Demikianlah yang terjadi, apabila peperangan telah berkecamuk maka tidak ada
seorangpun yang dapat menghentikannya. Semoga Allah melindungi kita dari fitnah
seperti itu. Imam Albukhari menyebutkan beberapa bait syair milik Imru-ul Qais:
Perang pertama-tama tampak seperti
gadis rupawan
berjalan berhias ‘tuk menarik setiap
orang bodoh
hingga jika telah menyala dan apainya
berkobar-kobar
gadis itu jadi wanita tua yang tak
berdaya tarik
rambutnya beruban, raut mukanya aneh
dan menua
dengan bau yang tak sedap dihirup
bila dicium7
Syaikhul islam Ibnu Taimiyah berkata: “Apabila fitnah sudah terjadi,
orang-orang pintar tidak akan mampu melerai orang-orang bodoh. Demikianlah yang
terjadi pada para pembesar sahabat. Mereka tidak dapat memadamkan fitnah
peperangan dan mencegah para pelakunya. Memang seperti inilah fitnah,
sebagaimana yang Allah firmankan:
وَاتَّقُوا فِتْنَةً لَا تُصِيبَنَّ الَّذِينَ
ظَلَمُوا مِنْكُمْ خَاصَّةً ۖ وَاعْلَمُوا أَنَّ اللَّهَ شَدِيدُ الْعِقَابِ﴿٢٥﴾
Dan peliharalah dirimu dari siksaan yang tidak hanya menimpa orang-orang
yang zalim saja di antara kamu. Ketahuilah bahwa Allah amat keras siksaan-Nya.
(QS. Alanfaal:25)
8
Perang jamal terjadi pada tahun 36 h atau pada awal kekhilafahan Ali. Perang
ini mulai berkecamuk setelah zhuhur dan berakhir sebelum matahari terbenam pada
hari itu.
Dalam peperangan ini, Ali disertai 10.000 personil pasukan, sementara
Pasukan Jamal (berunta) berjumlah 5.000 – 6.000 prajurit. Bendera Ali dipegang
oleh Muhammmad bin Ali bin Abu Thalib, sementara bendera Pasukan Jamal dipegang
oleh Abdullah bin Azzubeir.
Pada perang ini banyak sekali kaum muslimin yang tewas terbunuh. Inilah
fitnah yang kita berharap kepada Allah agara menyelamatkan pedang-pedang kita
darinya. Kita memohon kepada Allah agar meridhai dan memberi ampunan kepada
mereka (kaum Muslimin yang iktu dalam perang ini).
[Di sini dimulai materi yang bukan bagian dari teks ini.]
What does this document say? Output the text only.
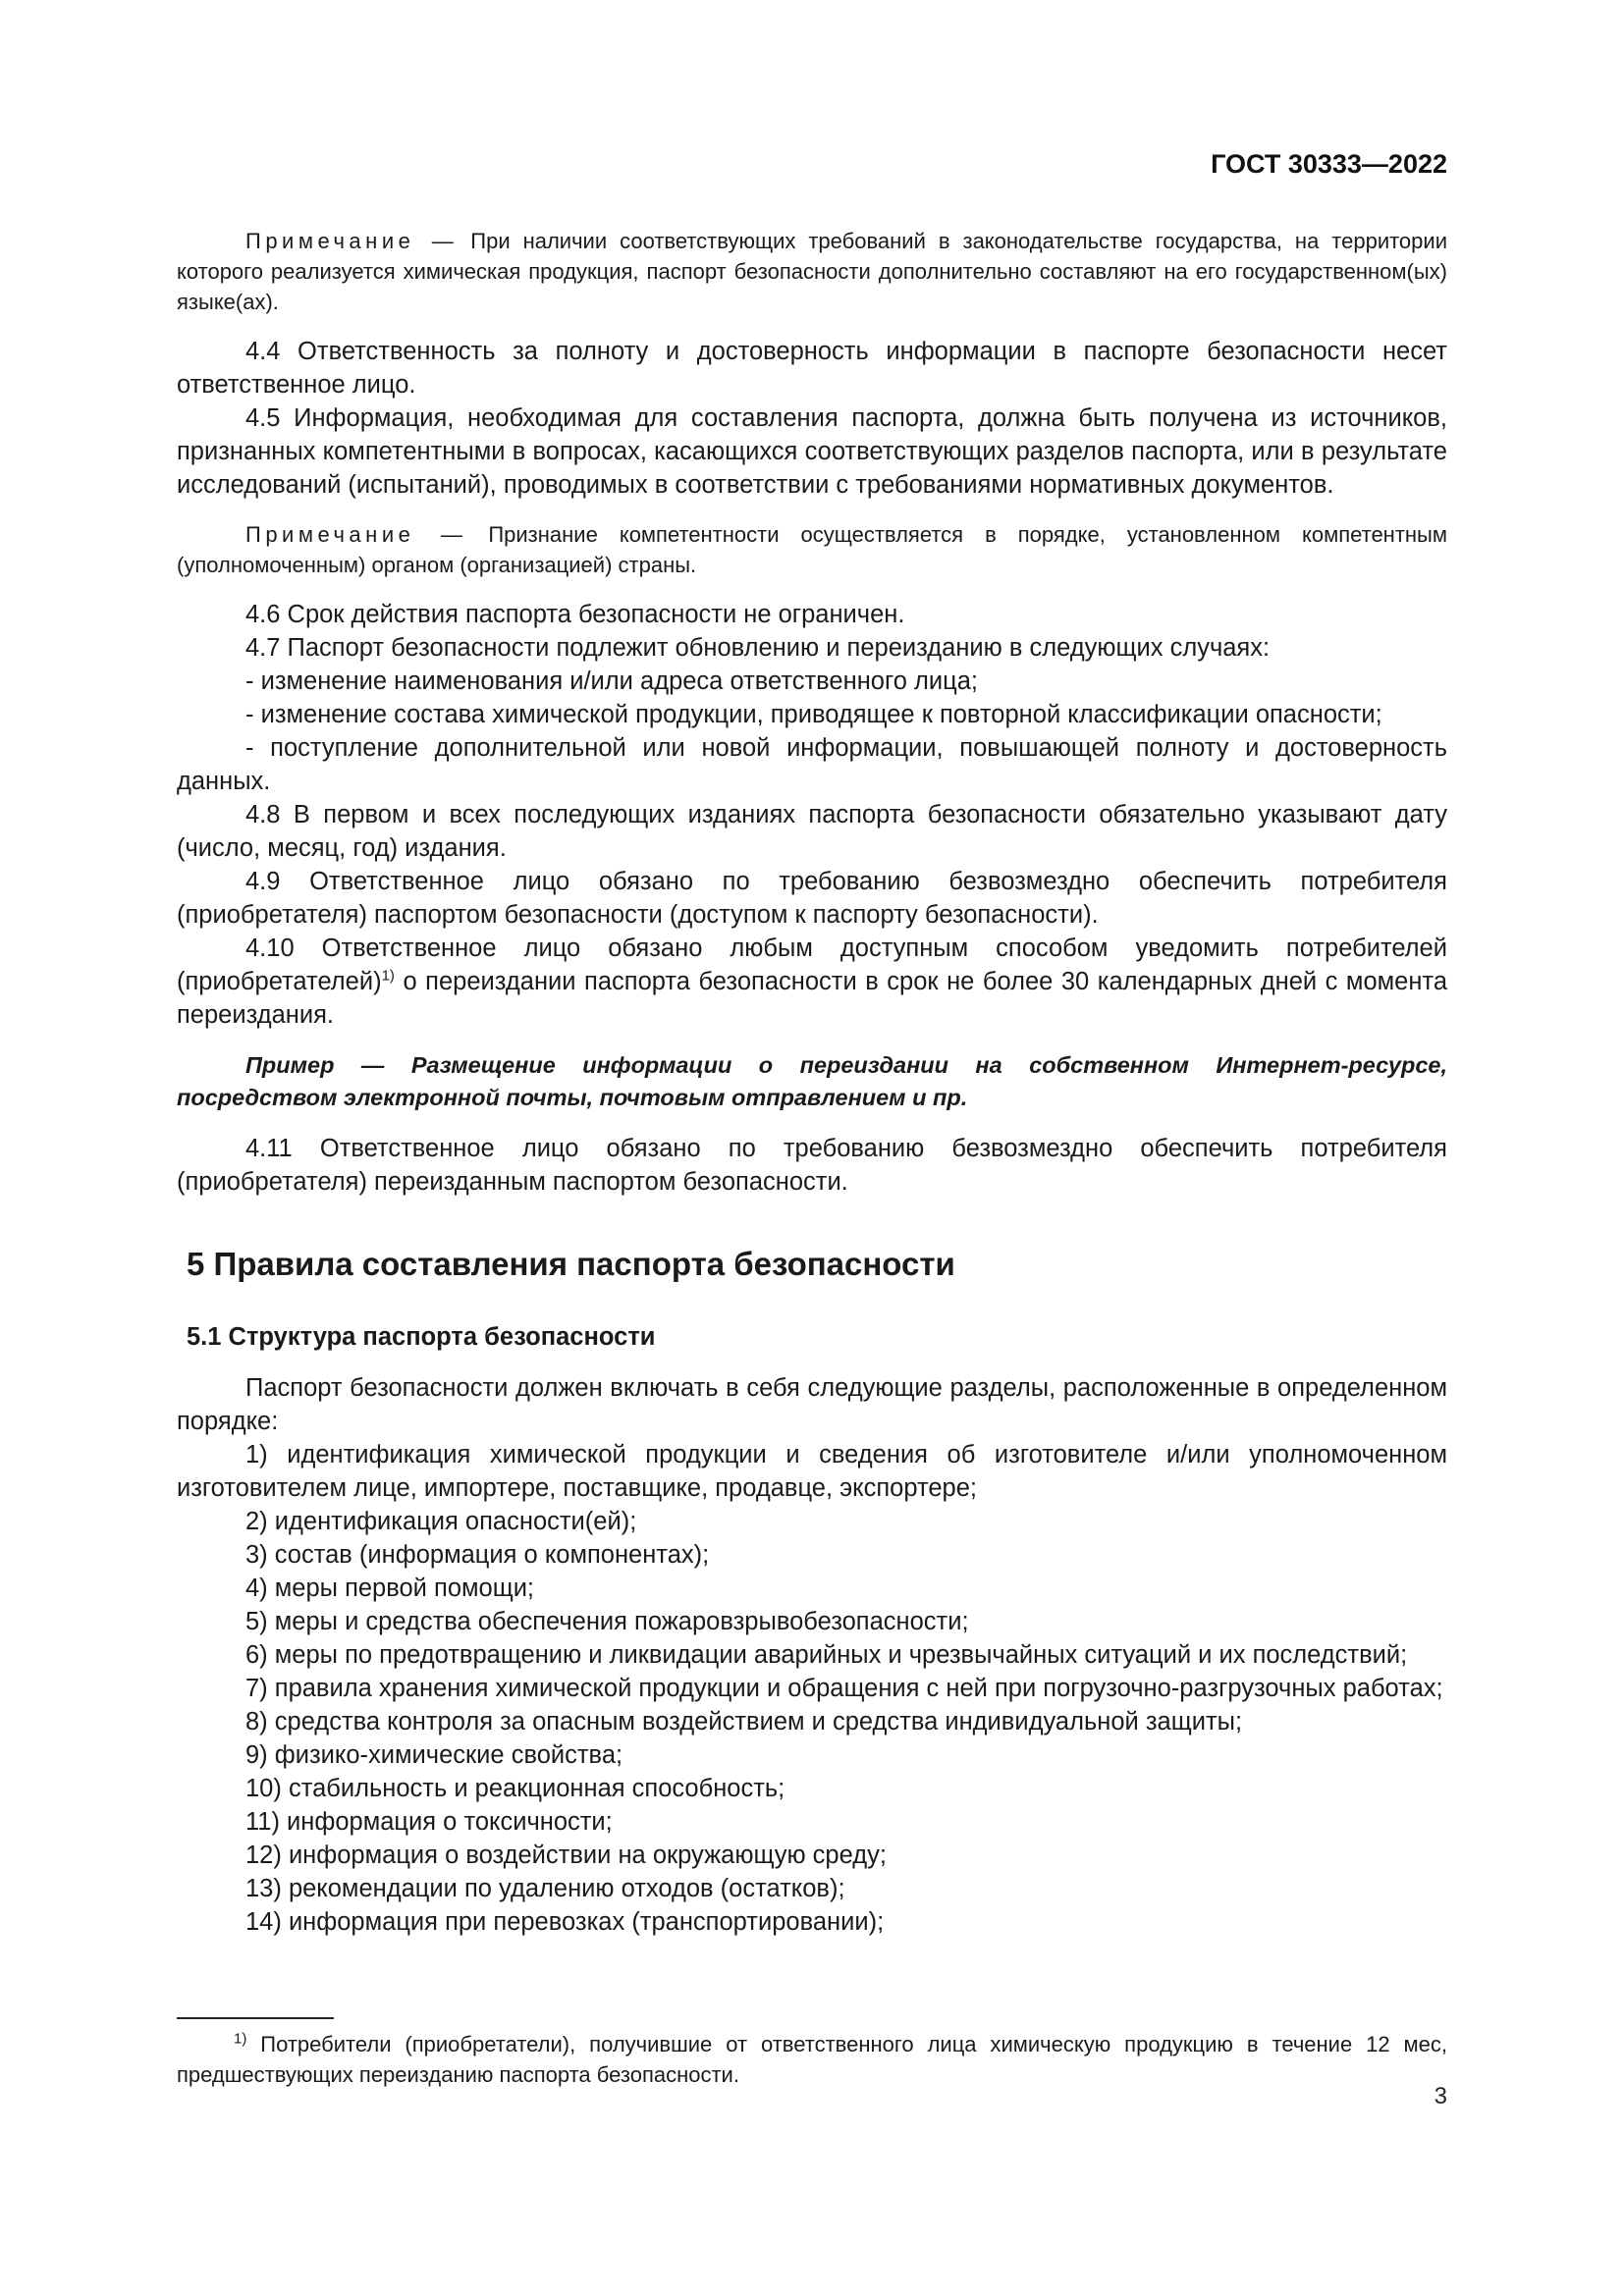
ГОСТ 30333—2022

Примечание — При наличии соответствующих требований в законодательстве государства, на территории которого реализуется химическая продукция, паспорт безопасности дополнительно составляют на его государственном(ых) языке(ах).

4.4 Ответственность за полноту и достоверность информации в паспорте безопасности несет ответственное лицо.

4.5 Информация, необходимая для составления паспорта, должна быть получена из источников, признанных компетентными в вопросах, касающихся соответствующих разделов паспорта, или в результате исследований (испытаний), проводимых в соответствии с требованиями нормативных документов.

Примечание — Признание компетентности осуществляется в порядке, установленном компетентным (уполномоченным) органом (организацией) страны.

4.6 Срок действия паспорта безопасности не ограничен.

4.7 Паспорт безопасности подлежит обновлению и переизданию в следующих случаях:

- изменение наименования и/или адреса ответственного лица;

- изменение состава химической продукции, приводящее к повторной классификации опасности;

- поступление дополнительной или новой информации, повышающей полноту и достоверность данных.

4.8 В первом и всех последующих изданиях паспорта безопасности обязательно указывают дату (число, месяц, год) издания.

4.9 Ответственное лицо обязано по требованию безвозмездно обеспечить потребителя (приобретателя) паспортом безопасности (доступом к паспорту безопасности).

4.10 Ответственное лицо обязано любым доступным способом уведомить потребителей (приобретателей)$^{1)}$ о переиздании паспорта безопасности в срок не более 30 календарных дней с момента переиздания.

Пример — Размещение информации о переиздании на собственном Интернет-ресурсе, посредством электронной почты, почтовым отправлением и пр.

4.11 Ответственное лицо обязано по требованию безвозмездно обеспечить потребителя (приобретателя) переизданным паспортом безопасности.

5 Правила составления паспорта безопасности
5.1 Структура паспорта безопасности

Паспорт безопасности должен включать в себя следующие разделы, расположенные в определенном порядке:

1) идентификация химической продукции и сведения об изготовителе и/или уполномоченном изготовителем лице, импортере, поставщике, продавце, экспортере;

2) идентификация опасности(ей);

3) состав (информация о компонентах);

4) меры первой помощи;

5) меры и средства обеспечения пожаровзрывобезопасности;

6) меры по предотвращению и ликвидации аварийных и чрезвычайных ситуаций и их последствий;

7) правила хранения химической продукции и обращения с ней при погрузочно-разгрузочных работах;

8) средства контроля за опасным воздействием и средства индивидуальной защиты;

9) физико-химические свойства;

10) стабильность и реакционная способность;

11) информация о токсичности;

12) информация о воздействии на окружающую среду;

13) рекомендации по удалению отходов (остатков);

14) информация при перевозках (транспортировании);

$^{1)}$ Потребители (приобретатели), получившие от ответственного лица химическую продукцию в течение 12 мес, предшествующих переизданию паспорта безопасности.

3
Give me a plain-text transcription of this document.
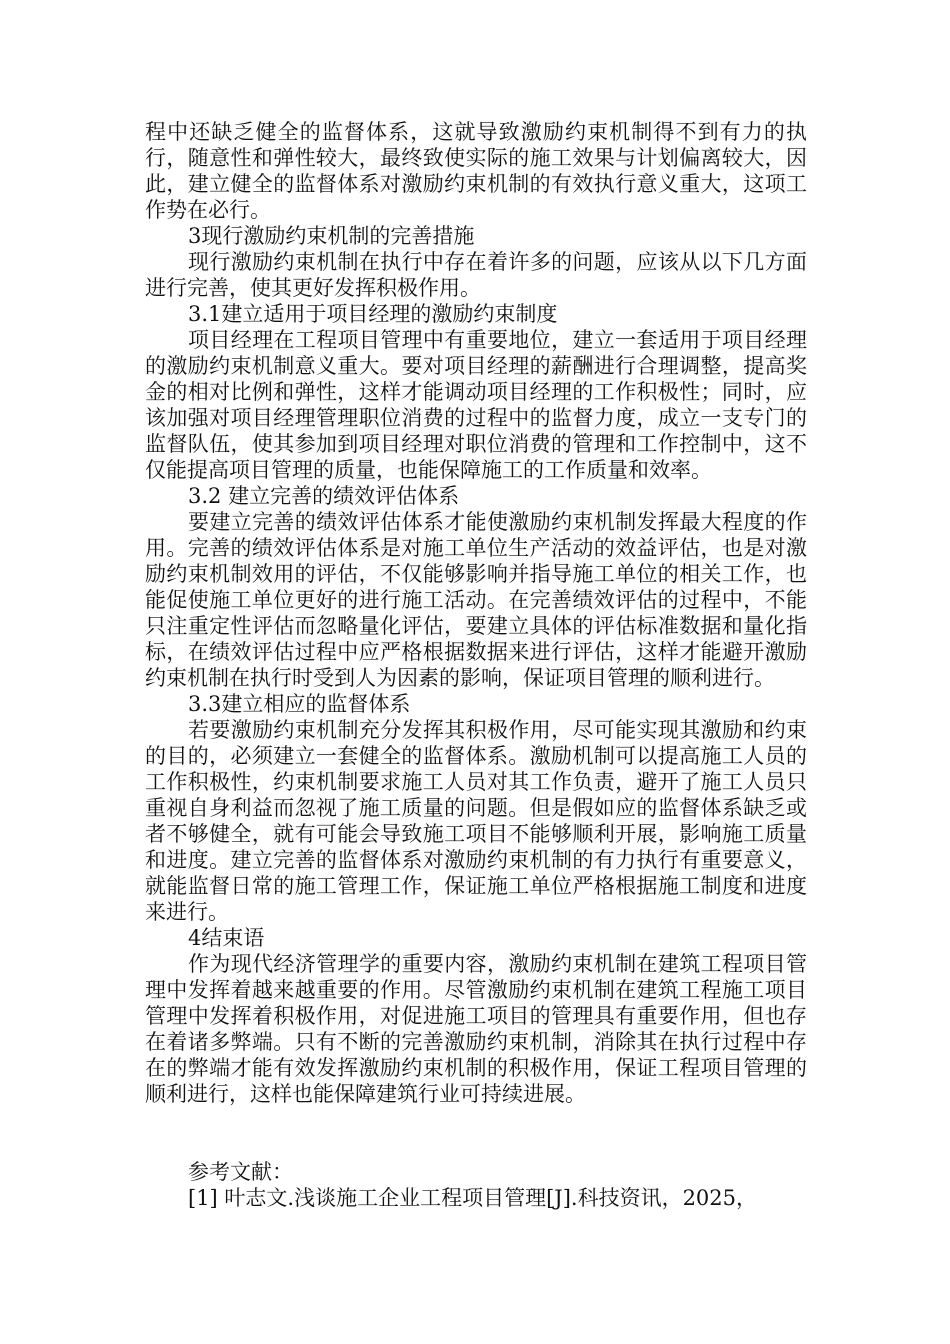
程中还缺乏健全的监督体系，这就导致激励约束机制得不到有力的执行，随意性和弹性较大，最终致使实际的施工效果与计划偏离较大，因此，建立健全的监督体系对激励约束机制的有效执行意义重大，这项工作势在必行。

3现行激励约束机制的完善措施

现行激励约束机制在执行中存在着许多的问题，应该从以下几方面进行完善，使其更好发挥积极作用。

3.1建立适用于项目经理的激励约束制度

项目经理在工程项目管理中有重要地位，建立一套适用于项目经理的激励约束机制意义重大。要对项目经理的薪酬进行合理调整，提高奖金的相对比例和弹性，这样才能调动项目经理的工作积极性；同时，应该加强对项目经理管理职位消费的过程中的监督力度，成立一支专门的监督队伍，使其参加到项目经理对职位消费的管理和工作控制中，这不仅能提高项目管理的质量，也能保障施工的工作质量和效率。

3.2 建立完善的绩效评估体系

要建立完善的绩效评估体系才能使激励约束机制发挥最大程度的作用。完善的绩效评估体系是对施工单位生产活动的效益评估，也是对激励约束机制效用的评估，不仅能够影响并指导施工单位的相关工作，也能促使施工单位更好的进行施工活动。在完善绩效评估的过程中，不能只注重定性评估而忽略量化评估，要建立具体的评估标准数据和量化指标，在绩效评估过程中应严格根据数据来进行评估，这样才能避开激励约束机制在执行时受到人为因素的影响，保证项目管理的顺利进行。

3.3建立相应的监督体系

若要激励约束机制充分发挥其积极作用，尽可能实现其激励和约束的目的，必须建立一套健全的监督体系。激励机制可以提高施工人员的工作积极性，约束机制要求施工人员对其工作负责，避开了施工人员只重视自身利益而忽视了施工质量的问题。但是假如应的监督体系缺乏或者不够健全，就有可能会导致施工项目不能够顺利开展，影响施工质量和进度。建立完善的监督体系对激励约束机制的有力执行有重要意义，就能监督日常的施工管理工作，保证施工单位严格根据施工制度和进度来进行。

4结束语

作为现代经济管理学的重要内容，激励约束机制在建筑工程项目管理中发挥着越来越重要的作用。尽管激励约束机制在建筑工程施工项目管理中发挥着积极作用，对促进施工项目的管理具有重要作用，但也存在着诸多弊端。只有不断的完善激励约束机制，消除其在执行过程中存在的弊端才能有效发挥激励约束机制的积极作用，保证工程项目管理的顺利进行，这样也能保障建筑行业可持续进展。

参考文献：

[1] 叶志文.浅谈施工企业工程项目管理[J].科技资讯，2025，
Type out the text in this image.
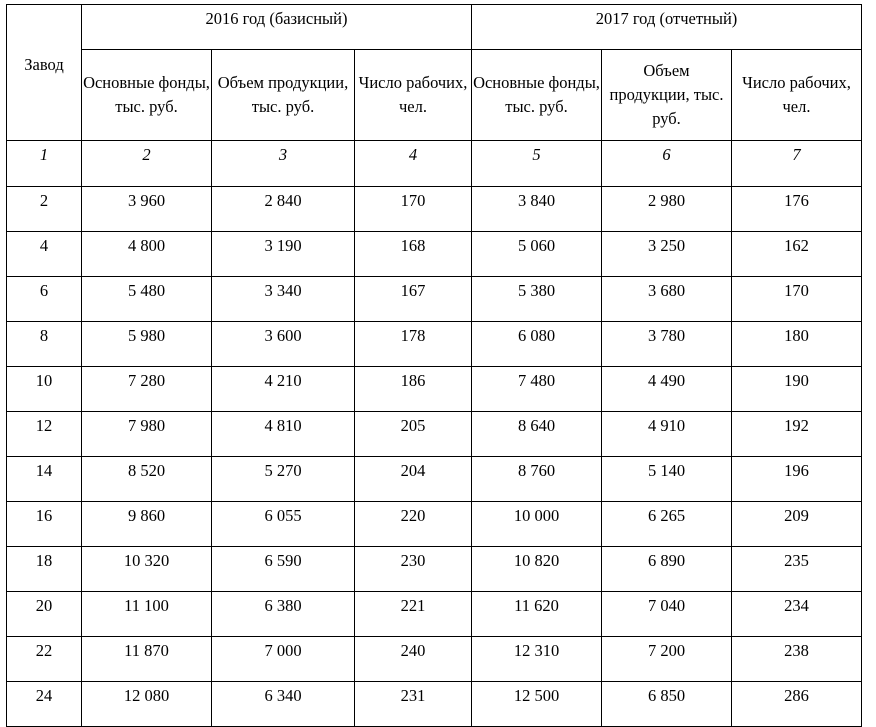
Завод	2016 год (базисный)			2017 год (отчетный)		
	Основные фонды, тыс. руб.	Объем продукции, тыс. руб.	Число рабочих, чел.	Основные фонды, тыс. руб.	Объем продукции, тыс. руб.	Число рабочих, чел.
1	2	3	4	5	6	7
2	3 960	2 840	170	3 840	2 980	176
4	4 800	3 190	168	5 060	3 250	162
6	5 480	3 340	167	5 380	3 680	170
8	5 980	3 600	178	6 080	3 780	180
10	7 280	4 210	186	7 480	4 490	190
12	7 980	4 810	205	8 640	4 910	192
14	8 520	5 270	204	8 760	5 140	196
16	9 860	6 055	220	10 000	6 265	209
18	10 320	6 590	230	10 820	6 890	235
20	11 100	6 380	221	11 620	7 040	234
22	11 870	7 000	240	12 310	7 200	238
24	12 080	6 340	231	12 500	6 850	286
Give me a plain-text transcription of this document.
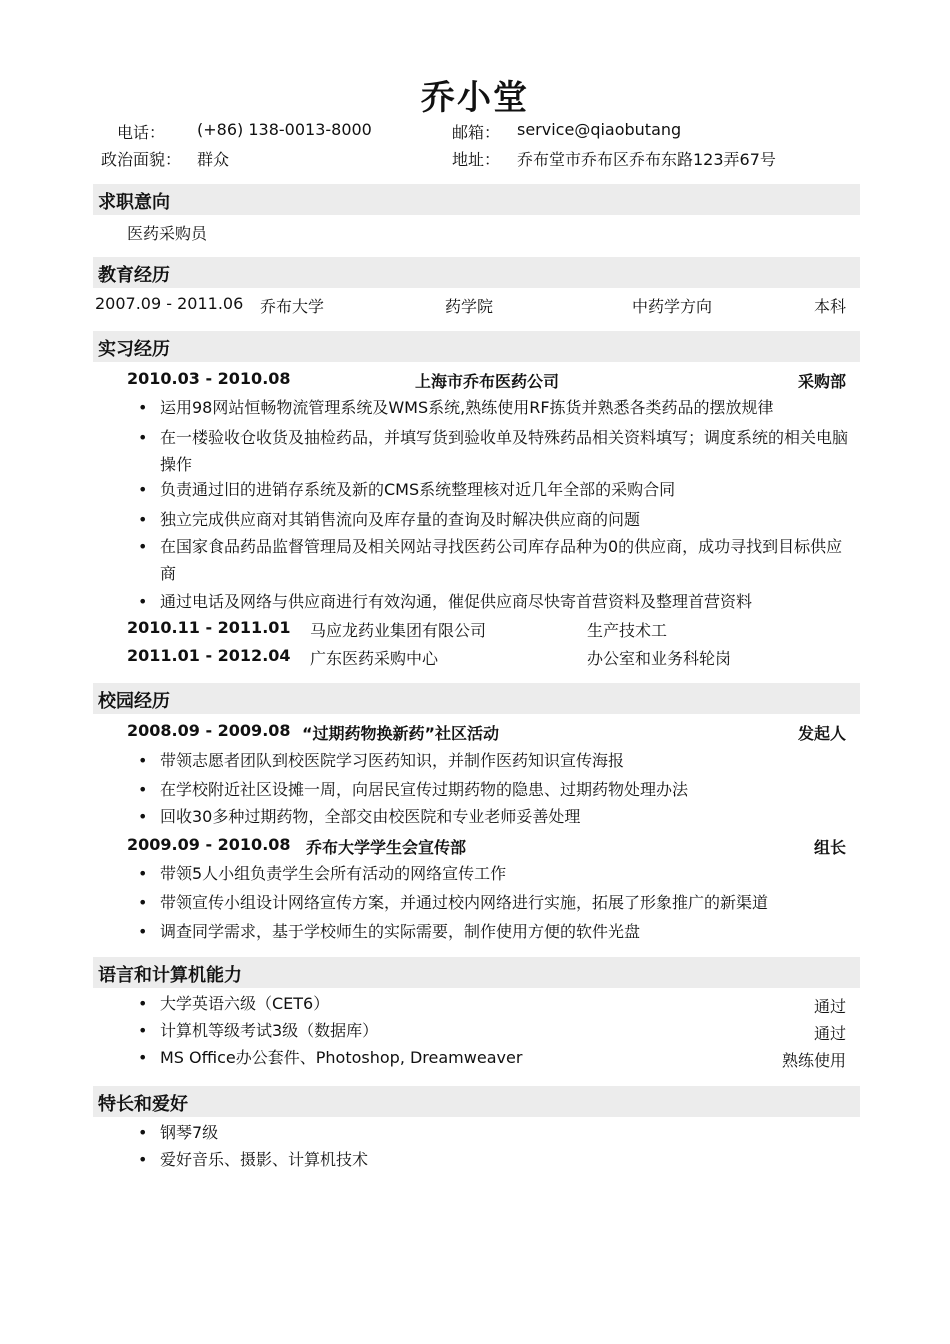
乔小堂
电话： (+86) 138-0013-8000	邮箱： service@qiaobutang
政治面貌： 群众	地址： 乔布堂市乔布区乔布东路123弄67号
求职意向
医药采购员
教育经历
2007.09 - 2011.06 乔布大学	药学院	中药学方向	本科
实习经历
2010.03 - 2010.08	上海市乔布医药公司	采购部
• 运用98网站恒畅物流管理系统及WMS系统,熟练使用RF拣货并熟悉各类药品的摆放规律
• 在一楼验收仓收货及抽检药品，并填写货到验收单及特殊药品相关资料填写；调度系统的相关电脑操作
• 负责通过旧的进销存系统及新的CMS系统整理核对近几年全部的采购合同
• 独立完成供应商对其销售流向及库存量的查询及时解决供应商的问题
• 在国家食品药品监督管理局及相关网站寻找医药公司库存品种为0的供应商，成功寻找到目标供应商
• 通过电话及网络与供应商进行有效沟通，催促供应商尽快寄首营资料及整理首营资料
2010.11 - 2011.01 马应龙药业集团有限公司	生产技术工
2011.01 - 2012.04 广东医药采购中心	办公室和业务科轮岗
校园经历
2008.09 - 2009.08 “过期药物换新药”社区活动	发起人
• 带领志愿者团队到校医院学习医药知识，并制作医药知识宣传海报
• 在学校附近社区设摊一周，向居民宣传过期药物的隐患、过期药物处理办法
• 回收30多种过期药物，全部交由校医院和专业老师妥善处理
2009.09 - 2010.08 乔布大学学生会宣传部	组长
• 带领5人小组负责学生会所有活动的网络宣传工作
• 带领宣传小组设计网络宣传方案，并通过校内网络进行实施，拓展了形象推广的新渠道
• 调查同学需求，基于学校师生的实际需要，制作使用方便的软件光盘
语言和计算机能力
• 大学英语六级（CET6）	通过
• 计算机等级考试3级（数据库）	通过
• MS Office办公套件、Photoshop, Dreamweaver	熟练使用
特长和爱好
• 钢琴7级
• 爱好音乐、摄影、计算机技术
Terbunuhnya Thalhah dan Azzubeir
Thalhah, Azzubeir, dan Muhammad bin Thalhah tewas terbunuh. Mengenai Azzubeir, ia
sebenarnya tidak ikut serta dalam perang ini. Begitu juga dengan Thalhah.
Karena ada sebuah riwayat menyebutkan bahwasanya ketika Azzubeir datang pada
perang ini, ia bertemu Ali bin Abu Thalib, lantas Ali berkata kepadanya:
“Apakah engkau ingat bahwa Rasulullah pernah bersabda: ‘Engkau akan memerangi
Ali sedangkan engkau dalam posisi mendzaliminya.’ “Maka, pada hari itu Azzubeir
kembali dan tidak ikut berperang
9
Jadi yang benar adlah Azzubeir tidak ikut perang. Tetapi apakah dialog yang
disebutkan dalam riwayat itu memang terjadi antara ia dan Ali? Wallahu a’lam.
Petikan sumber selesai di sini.